5.            Provide inclusive humanitarian and development assistance. Fully meet funding appeals by international humanitarian agencies, in addition to other bilateral support, to allow refugees in countries of first asylum to live in safety and dignity. There should be sufficient funding support to encourage the governments of those countries to keep their borders open to asylum seekers and to provide rights-respecting asylum space in their countries that respects refugees’ right to freedom of movement and the realization of other social and economic rights -- in particular the rights to work or engage in income generating activity, and to education, health, and services for populations with particular needs.

6.            Save lives. Engage in robust search and rescue to minimize deaths at sea. Countries that rescue or interdict migrants should disembark them at safe locations where those seeking asylum are able to present and have their refugee claims examined fairly. Ensure that border enforcement policies do not result in excessive use of force or put migrants’ lives in danger.

7.            Resettle refugees.  At a minimum, resettle the number of refugees UNHCR refers each year in the spirit of global solidarity with countries of first asylum. Resettlement countries should ensure efficient and gender-sensitive refugee selection and security screening processes, prioritizing resettlement for refugees who are not safe in the country of first asylum, including those with particular health needs. Admitting refugees who are processed overseas should be regarded as a supplement to, not a substitute for, granting asylum to refugees who arrive or stay irregularly.

8.            Facilitate safe and legal travel to refugee host countries. Help asylum seekers safely reach safety by issuing humanitarian visas, facilitating family reunification if relatives are already in the host country, and exploring other discretionary ways to safely and lawfully admit people seeking international protection.
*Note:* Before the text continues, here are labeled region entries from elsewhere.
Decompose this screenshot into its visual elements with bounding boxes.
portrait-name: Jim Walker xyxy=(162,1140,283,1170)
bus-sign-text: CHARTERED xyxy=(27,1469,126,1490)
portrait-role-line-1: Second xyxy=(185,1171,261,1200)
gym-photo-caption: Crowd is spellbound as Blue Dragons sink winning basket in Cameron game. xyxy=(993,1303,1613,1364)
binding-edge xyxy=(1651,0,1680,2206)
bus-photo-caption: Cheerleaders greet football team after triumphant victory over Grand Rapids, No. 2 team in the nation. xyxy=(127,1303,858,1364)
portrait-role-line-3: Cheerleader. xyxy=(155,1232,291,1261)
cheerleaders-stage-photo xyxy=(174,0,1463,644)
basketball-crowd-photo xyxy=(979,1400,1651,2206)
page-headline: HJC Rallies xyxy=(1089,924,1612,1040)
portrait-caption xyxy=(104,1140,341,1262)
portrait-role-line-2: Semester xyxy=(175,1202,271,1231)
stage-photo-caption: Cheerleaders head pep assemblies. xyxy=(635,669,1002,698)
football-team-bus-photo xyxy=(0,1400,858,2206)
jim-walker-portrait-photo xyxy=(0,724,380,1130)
9.            Address particular needs. Address, through protection measures and targeted services, including health services, the particular needs of people at greater risk of abuse, discrimination, neglect, abandonment, exploitation, and exclusion from support and services in all governmental actions relating to refugees, asylum seekers, and migrants. Those at greater risk include unaccompanied children, families traveling with young children, victims of trafficking, people who have suffered or are at risk of gender-based violence (forced marriage, domestic abuse, female genital mutilation, etc.), women traveling on their own and female heads of household, pregnant and lactating mothers, LGBT people, and persons with disabilities.

10.         Sign the Refugee Convention and Protocol. Sign and ratify the 1951 Refugee Convention and its 1967 Protocol without reservations or geographical limitations, and enact domestic law to implement its provisions. Also grant complementary protection to people who do not meet the refugee definition under the 1951 Convention or the 1967 Protocol, but who need international protection as a result of indiscriminate violence and other serious harm.